Are Smart Contracts Legal?
I was pointed by a colleague to a paper on SSRN by two law professors proposing a method for making smart contracts “legal.”
What they mean, I take it, is that they want to make sure that smart contracts are enforceable in court the way “normal” contracts are. And the method they propose is a combination of natural language and code.
This is similar to the way clause.io uses blocks of natural language text combined with parallel blocks of code to allow you to generate smart contracts.
I don’t get it.
An Example Smart Contract
Let’s say you have a “smart contract” that is completely automated. Let’s say, for the sake of illustration, it sells small pieces of candy. If you provide it with exclusive access to some specific amount of the specified currency, it delivers a piece of candy to you. There is no natural language version of the contract. There was no signing of any paperwork.
Then, the smart contract malfunctions. You provide it with the money, it does not provide you with the candy. Do you have a remedy at court under the laws of contract?
Usually, yes. Unilateral contracts are a type of contract in which it is recognized that the meeting of the minds and the offer are taken care of, and acceptance is the only thing required for the contract to form. The buyer, by sending the money, accepts the contract. At which point it is legally enforceable.
The issue is not whether or not a legally-enforceable contract exists. It clearly does. The issue is whether the court can ascertain what the terms of the contract were.
Was it obliged to provide the candy immediately? Or if delivery is delayed is that not a fundamental breach? Hard to know if no one wrote anything down. But the court has ways of solving that problem, too, because it can take not of typical practise in order to ascertain what was likely in the minds of the parties at this hypothetical meeting of the minds.
So if you go to court and say “the smart contract took my money and didn’t give me a candy”, the court will say “that is a unilateral contract, standard practice is for delivery immediately on payment, that standard practice was breached, the operator of the smart contract must return the money.”

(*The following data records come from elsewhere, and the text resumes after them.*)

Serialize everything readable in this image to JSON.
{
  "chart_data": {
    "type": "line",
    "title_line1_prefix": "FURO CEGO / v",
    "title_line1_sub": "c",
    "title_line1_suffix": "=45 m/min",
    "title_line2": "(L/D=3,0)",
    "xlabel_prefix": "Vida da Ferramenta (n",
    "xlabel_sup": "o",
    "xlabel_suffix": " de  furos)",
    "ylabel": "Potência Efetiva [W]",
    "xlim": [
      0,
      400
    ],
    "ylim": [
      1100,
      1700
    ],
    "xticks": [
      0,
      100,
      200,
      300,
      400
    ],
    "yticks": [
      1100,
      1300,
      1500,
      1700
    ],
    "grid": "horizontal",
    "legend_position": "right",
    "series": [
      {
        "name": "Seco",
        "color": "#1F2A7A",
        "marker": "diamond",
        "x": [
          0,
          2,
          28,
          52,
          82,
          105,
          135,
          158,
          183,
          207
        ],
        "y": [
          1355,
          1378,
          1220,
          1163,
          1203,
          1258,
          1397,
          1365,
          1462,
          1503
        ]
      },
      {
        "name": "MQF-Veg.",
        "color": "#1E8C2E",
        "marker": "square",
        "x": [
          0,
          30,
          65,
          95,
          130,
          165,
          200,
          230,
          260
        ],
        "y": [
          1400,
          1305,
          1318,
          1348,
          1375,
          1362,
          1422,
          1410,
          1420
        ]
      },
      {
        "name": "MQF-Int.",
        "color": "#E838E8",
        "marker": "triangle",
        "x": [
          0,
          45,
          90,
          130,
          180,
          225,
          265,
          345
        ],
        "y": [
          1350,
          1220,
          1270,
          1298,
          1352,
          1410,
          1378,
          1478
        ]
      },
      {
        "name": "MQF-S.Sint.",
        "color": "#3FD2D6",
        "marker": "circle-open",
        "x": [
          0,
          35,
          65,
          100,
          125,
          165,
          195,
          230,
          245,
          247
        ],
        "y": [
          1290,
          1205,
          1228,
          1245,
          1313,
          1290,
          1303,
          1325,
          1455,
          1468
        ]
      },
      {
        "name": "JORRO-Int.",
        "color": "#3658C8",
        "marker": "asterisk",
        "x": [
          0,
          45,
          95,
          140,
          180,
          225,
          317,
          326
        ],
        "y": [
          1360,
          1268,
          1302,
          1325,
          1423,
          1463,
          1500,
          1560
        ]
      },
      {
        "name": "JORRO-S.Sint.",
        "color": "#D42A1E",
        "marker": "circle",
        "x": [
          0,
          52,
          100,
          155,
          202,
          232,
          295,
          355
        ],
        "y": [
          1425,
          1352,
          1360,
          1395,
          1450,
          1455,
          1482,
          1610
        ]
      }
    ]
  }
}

And yes, I have been describing a gum-ball machine. Not a familiar piece of equipment in Singapore, but still, in my mind, a prototypical example of a smart contract.
If the machine is code, the money is a blockchain token, and the candy is some other digital representation of something of value, who cares? The exact same principles should apply.
Back to Natural Language
So why are we so worked up about smart contracts having natural language parts?
I think part of it is motivated by lawyers who think that courts are the only way to mitigate risk. That’s patently untrue. They are also an incredibly expensive and uncertain method of mitigating risk.
But the other, to my mind “real” motivation for having natural language associated with smart contracts is communication of shared intent. Both between the parties before the smart contract is implemented, and among the parties and the court should there be some need to have the court resolve a dispute.
The value of that, though, is proportionate to the risk of relevant failures in communication. Not every contract needs to be written down. Not every smart contract needs a natural language version. You don’t need a written contract before you feel comfortable with the risks of using a gumball machine.
And it is important that the failure in communication be “relevant.” If the person thought they were going to get one candy, and got three, that is a miscommunication, but it is not relevant, because there is not going to be any dispute. The person got more than they bargained for.
Which means that you have to take into account the fact that smart contracts, because they are automated, and particularly if they can be tested and formally verified using the techniques we are studying at SMU Centre for Computational Law, are fundamentally less risky than human-executed contracts.
There may be things that it would make sense to have a natural language contract for if you were dealing with a human being, but which no longer are sufficiently risky when you are dealing with a high-quality automation.
You Say I Can’t Go To Court, I Say I Don’t Want To
Do smart contracts need to have natural language versions in order to be “legal” or enforceable at court? No.
Can it be helpful to have natural language versions in order to communicate the terms of the contract with the court when something goes wrong? Yes, but with the right technology, smart contracts can be considerably less risky than “normal” contracts, which means the importance of “papering” the terms is lower.
And papering the terms is a way of passing the buck to the courts when the contract goes south. With smart contract technology there is far more that can be done in advance to ensure that in any scenario that matters to you, the contract will result in an acceptable outcome. Either the contract is completed, or reversed.
Then, you just need to be willing to accept the risk that you have failed to consider something relevant in the smart contract, and the risk that the underlying infrastructure fails. If those risks are acceptable to you, you can just take your losses and avoid court entirely. At which point the need for a natural language version of the contract evaporates. Instead of communcating defensively, you can communicate offensively, and make sure that the users of your smart contract understand how it behaves, so their expectations aren’t violated. Then you don’t have to go to court.
Which any good contract lawyer should tell you is the whole idea.